Beim letzten Attentat der RAF hinterließen die Terroristen am Tatort: Einen Plastikstuhl, einen Feldstecher, drei Patronenhülsen, das Handtuch und den Bekennerbrief. Drei Zigarettenkippen wurden von einem Menschen mit der Blutgruppe A geraucht, ergab die Analyse der Speichelreste — und damit nicht von Wolfgang Grams. Heute hätte die Probe wohl die DNA des Rauchers geliefert, aber vor 25 Jahren ging das noch nicht. Weitere Reste sind nicht mehr vorhanden.

Die Ermittler gingen bislang rund 1000 Spuren nach. Doch die Sonderkommission „Treuhand“ wurde aufgelöst, ohne den Mörder zu kennen. Wer in der Spätphase zu der etwa 20-köpfigen Kommandoebene der RAF gehörte, der sogenannten dritten Generation, ist nicht vollständig bekannt.

Mit Grams rückte im Fall Rohwedder allerdings dessen damalige Freundin Birgit Hogefeld in den Blick. Beide sollen eine Reihe von Straftaten gemeinsam begangen haben. Bei ihrer Festnahme 1993 in Bad Kleinen waren sie ebenfalls zusammen unterwegs. Hogefeld ist nach 18 Jahren Haft seit 2011 auf freiem Fuß — und schweigt.
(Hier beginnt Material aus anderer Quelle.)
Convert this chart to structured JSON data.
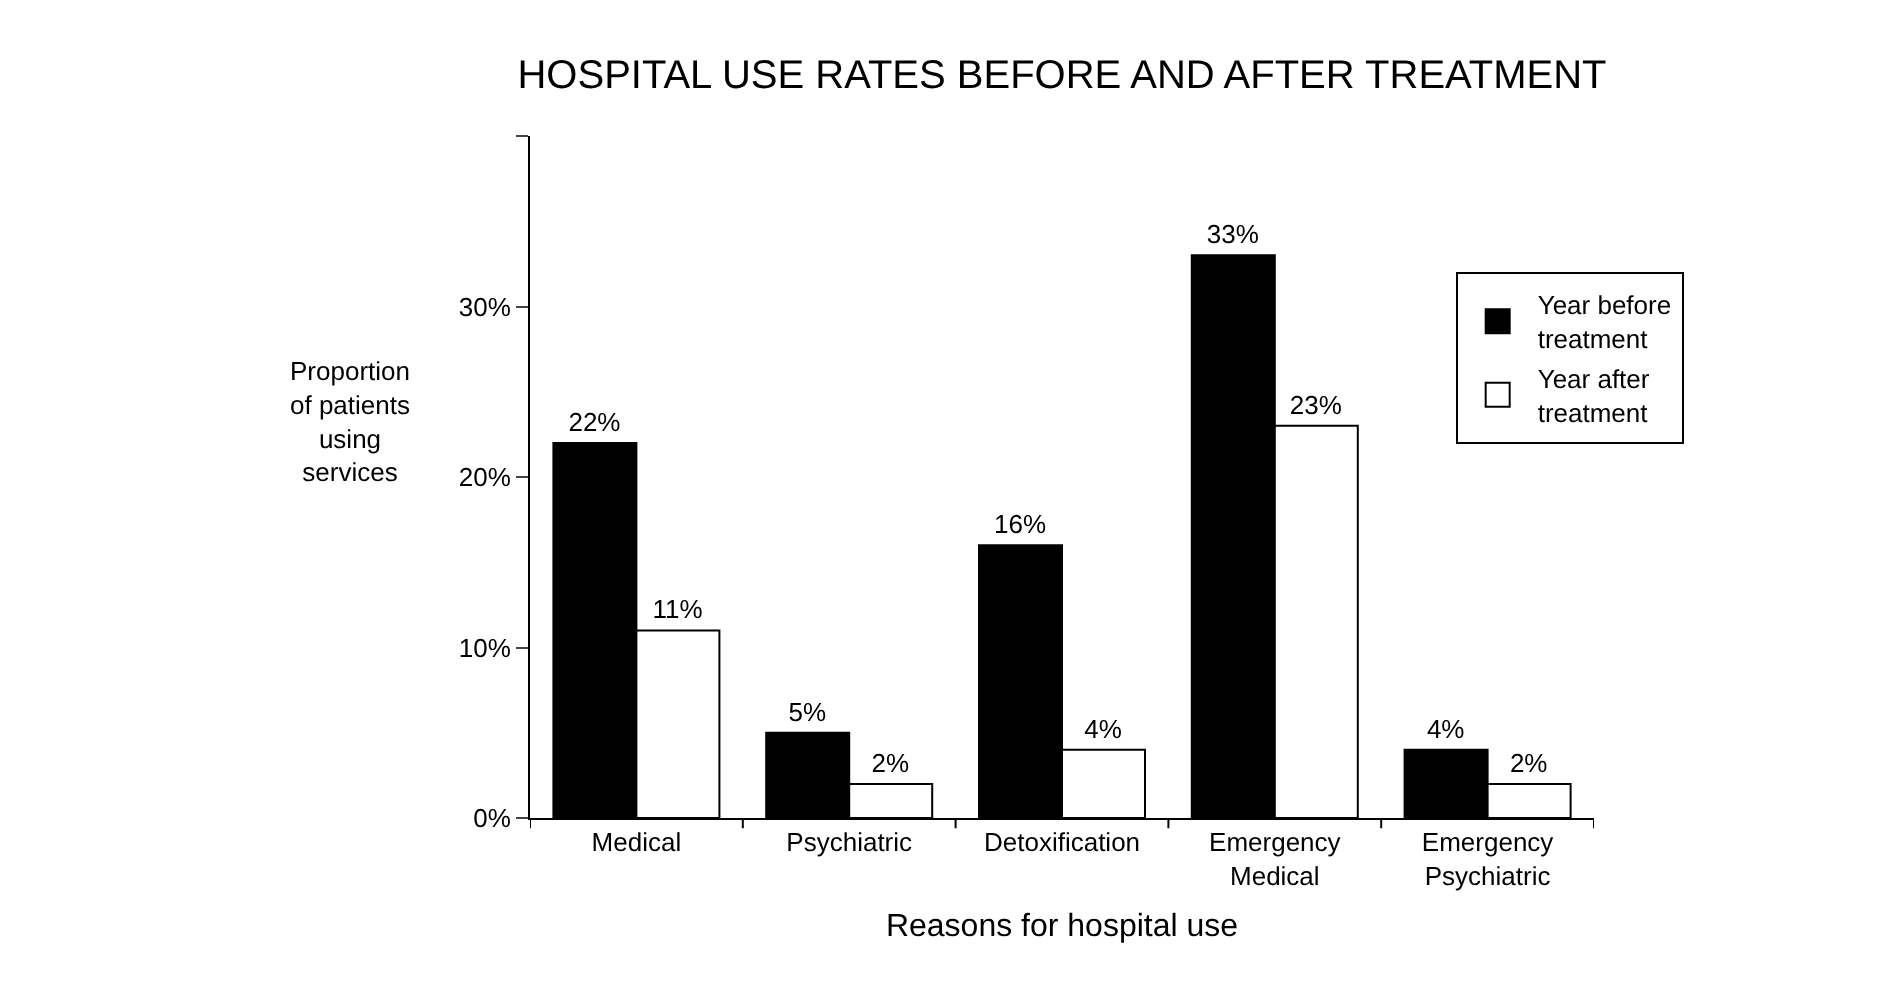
{
  "chart_data": {
    "type": "bar",
    "title": "HOSPITAL USE RATES BEFORE AND AFTER TREATMENT",
    "xlabel": "Reasons for hospital use",
    "ylabel": "Proportion\nof patients\nusing\nservices",
    "categories": [
      "Medical",
      "Psychiatric",
      "Detoxification",
      "Emergency\nMedical",
      "Emergency\nPsychiatric"
    ],
    "series": [
      {
        "name": "Year before\ntreatment",
        "color": "#000000",
        "values": [
          22,
          5,
          16,
          33,
          4
        ],
        "value_labels": [
          "22%",
          "5%",
          "16%",
          "33%",
          "4%"
        ]
      },
      {
        "name": "Year after\ntreatment",
        "color": "#ffffff",
        "values": [
          11,
          2,
          4,
          23,
          2
        ],
        "value_labels": [
          "11%",
          "2%",
          "4%",
          "23%",
          "2%"
        ]
      }
    ],
    "ylim": [
      0,
      40
    ],
    "yticks": [
      {
        "value": 0,
        "label": "0%"
      },
      {
        "value": 10,
        "label": "10%"
      },
      {
        "value": 20,
        "label": "20%"
      },
      {
        "value": 30,
        "label": "30%"
      },
      {
        "value": 40,
        "label": null
      }
    ],
    "legend": "top right"
  }
}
Könnte sie die Raucherin mit Blutgruppe A gewesen sein? Die Bundesanwaltschaft möchte sich dazu nicht äußern und verweist auf die laufenden Ermittlungen. In den vergangenen 15 Jahren ist die DNA-Analyse weiter verbessert worden. Die Asservate im Fall Rohwedder wurden deshalb erneut untersucht — ein weiterer Durchbruch wie im Fall des Haares von Grams blieb aus.